The year is coming to an end and with the dawning of 2022 many people will be making New Years resolutions. The majority of these resolutions are all fitness based and since that has been the majority of my blog topics lately I have decided to provide some gentle guidance and/or thoughts on these annual resolutions.
Typically, the kind of person who makes a fitness resolution is one who is out of shape. Goes without saying, yes? A person who has been going to the gym every week for the entire year likely already has established that habit and so they are less likely to choose daily gym sessions as their area for improvement. Another obvious statement is that the vast majority of people drop their resolutions each year. For whatever reason their goal was either too intense or lacked focus that even before February in most cases gyms that were packed to the rafters like a church on Easter Sunday will be once again frequented only by the regulars.
So why do people fail so regularly with their New Years resolutions? I believe the main cause has to do with what I mentioned above: focus and intensity. Imagine a young man who is over weight by fifty pounds. He knows that it is possible to lose that excess weight if he can only go to the gym for a year. So he gets his gym membership (this is the best time for gym owners too as they make the most money with new people coming into their doors) and goes for his first workout on January 1st. The night before was rather hectic and he is still hungover but he decides that if he can force himself to workout in this state then all the other workouts for the year will come easily.

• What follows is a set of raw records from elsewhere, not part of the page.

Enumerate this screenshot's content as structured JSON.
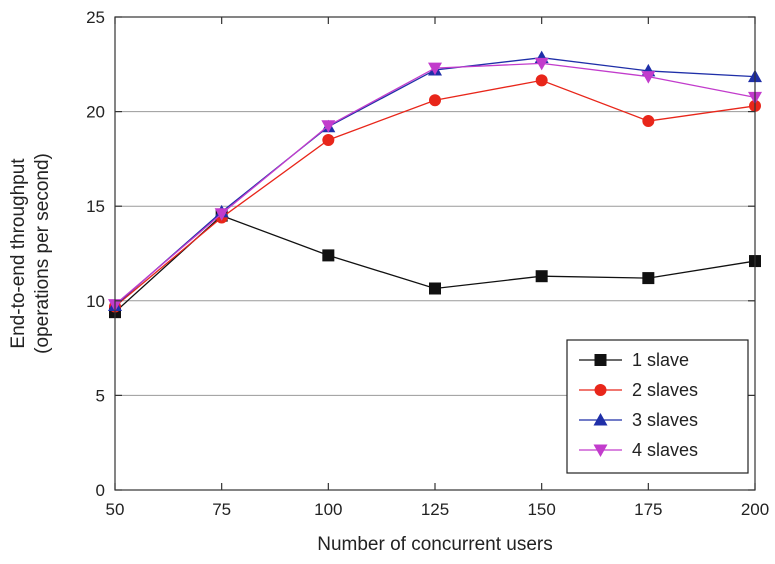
{
  "chart_data": {
    "type": "line",
    "title": "",
    "xlabel": "Number of concurrent users",
    "ylabel_lines": [
      "End-to-end throughput",
      "(operations per second)"
    ],
    "x": [
      50,
      75,
      100,
      125,
      150,
      175,
      200
    ],
    "xlim": [
      50,
      200
    ],
    "ylim": [
      0,
      25
    ],
    "x_ticks": [
      50,
      75,
      100,
      125,
      150,
      175,
      200
    ],
    "y_ticks": [
      0,
      5,
      10,
      15,
      20,
      25
    ],
    "grid": "horizontal",
    "legend_position": "bottom-right",
    "series": [
      {
        "name": "1 slave",
        "marker": "square",
        "color": "#111111",
        "values": [
          9.4,
          14.5,
          12.4,
          10.65,
          11.3,
          11.2,
          12.1
        ]
      },
      {
        "name": "2 slaves",
        "marker": "circle",
        "color": "#e8261a",
        "values": [
          9.7,
          14.4,
          18.5,
          20.6,
          21.65,
          19.5,
          20.3
        ]
      },
      {
        "name": "3 slaves",
        "marker": "triangle-up",
        "color": "#1f2fa8",
        "values": [
          9.75,
          14.7,
          19.2,
          22.2,
          22.85,
          22.15,
          21.85
        ]
      },
      {
        "name": "4 slaves",
        "marker": "triangle-down",
        "color": "#c23ccc",
        "values": [
          9.8,
          14.6,
          19.25,
          22.3,
          22.55,
          21.85,
          20.75
        ]
      }
    ]
  }
}
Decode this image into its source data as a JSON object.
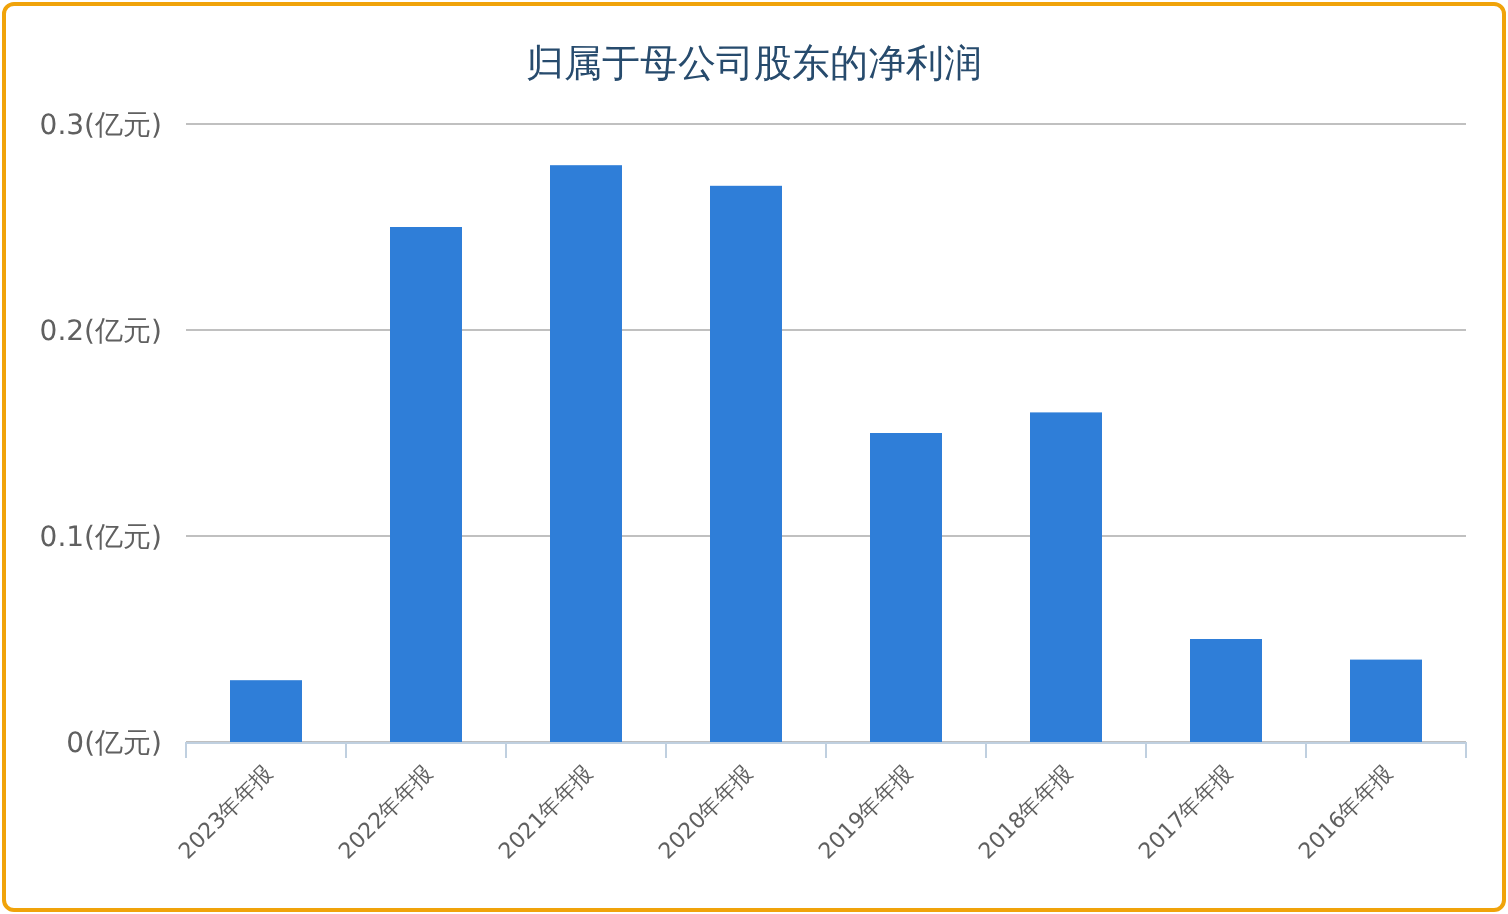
{
  "chart_data": {
    "type": "bar",
    "title": "归属于母公司股东的净利润",
    "categories": [
      "2023年年报",
      "2022年年报",
      "2021年年报",
      "2020年年报",
      "2019年年报",
      "2018年年报",
      "2017年年报",
      "2016年年报"
    ],
    "values": [
      0.03,
      0.25,
      0.28,
      0.27,
      0.15,
      0.16,
      0.05,
      0.04
    ],
    "color": "#2f7ed8",
    "ylim": [
      0,
      0.3
    ],
    "yticks": [
      {
        "value": 0,
        "label": "0(亿元)"
      },
      {
        "value": 0.1,
        "label": "0.1(亿元)"
      },
      {
        "value": 0.2,
        "label": "0.2(亿元)"
      },
      {
        "value": 0.3,
        "label": "0.3(亿元)"
      }
    ],
    "grid": "y"
  }
}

For his first workout he has to make his way through the throngs of people who are in the gym but he finds a treadmill and prepares for a nice run. He has brought his headphones and his water bottle and he is all ready for the first run of the year. This first workout will be intense. He really pushes himself and runs for over twenty minutes. The treadmill lights blink that he has ran over 2 miles and he remembers that in high school he could run a 5k in that same time. Not bad! He thinks. Only a 30% reduction in his past fitness level. Maybe losing this weight wont be difficult at all.
After the treadmill he wonders over the to the machines. He runs the gamut and hits his legs, arms, chest, shoulders and back. By the end of the workout he is exhausted and his watch tells him that he has been there for over two hours. This is dedication, he thinks. This is focus! Tomorrow I’ll return and do it all over again.
But that never happens. In the morning he can hardly get out of bed. He is late to work and so that early 5am workout never happens. No problem, he thinks. I worked out so hard yesterday I’ll take today off. I’m making such a great start! It’s two days before he returns to the gym as work had conspired to exhaust his energy and despite the rest his legs are still very sore. He managed to not eat any junk food for the interim but someone had a birthday at work and so he convinced himself that a couple slices of the Red Velvet cake would not effect him too much.
Finally he returns to the gym. There are still many people but some have already stopped coming. He feels ahead of the pack and though the scale in the men’s rooms told him he had actually gained a pound since his first workout he pushes the rising number out of his head and finds his treadmill. This time he runs for only 15 min since he saw a fitness influencer on YouTube talk about how overrated treadmill cardio is for burning fat. After the run its back to the machines. He is careful with his legs this time and ends up cutting his workout from 2 hours to 1.
Tomorrow is Friday and he feels fantastic. He is far less sore after his second workout and the guilt he usually feels after a long sedentary and carb filled week is nonexistent. It’s only been two workouts but already his mood is soaring. It is this euphoria that allows him to agree to his friends idea of a beer that night. 1 beer turns into 2 beers and then into 3 etc…
In the morning he is hungover. But it’s Saturday! He is supposed to be hungover. He pushes the idea of a weekend workout out of his head and so begins the final death of his New Years resolution. The young man never goes back to the gym and is only reminded of his failed resolution by the auto bill for the gym membership on his bank statement.
What happened here and why did the young man stop going to the gym? I would argue he was doomed from the beginning. He had focus and intensity but they were misplaced. His focus was too general, and the intensity he placed in these two workouts ended up undermining his future efforts. Had he made a real goal (not some general “Imma just run and lift and see what happens”), planned his workouts, and scheduled his night out instead of allowing his mood to decide when to drink beer, he may have managed to turn his resolution into a real life long habit. What he needed was to focus on one specific goal, and then all the intensity such a goal can allow.
My advice to anyone reading this is to start SLOW. Want to lose weight? Walk. Eat a low carb diet. Go see your doctor and talk with him about what is appropriate for your body to handle. Do not shoot yourself in the foot with an unattainable fitness goal. The idea is fitness that is sustainable is best. Sustainable for not only your body but for your lifestyle. The first day I lifted weights in a gym I fell I love. For others its cardio, or dance, or rock climbing or marital arts. I wold recommend finding that activity that brings you the most joy. When you have found something that makes you truly energized to pursue it then you are very close to making that New Years resolution into a life long pursuit which serves you.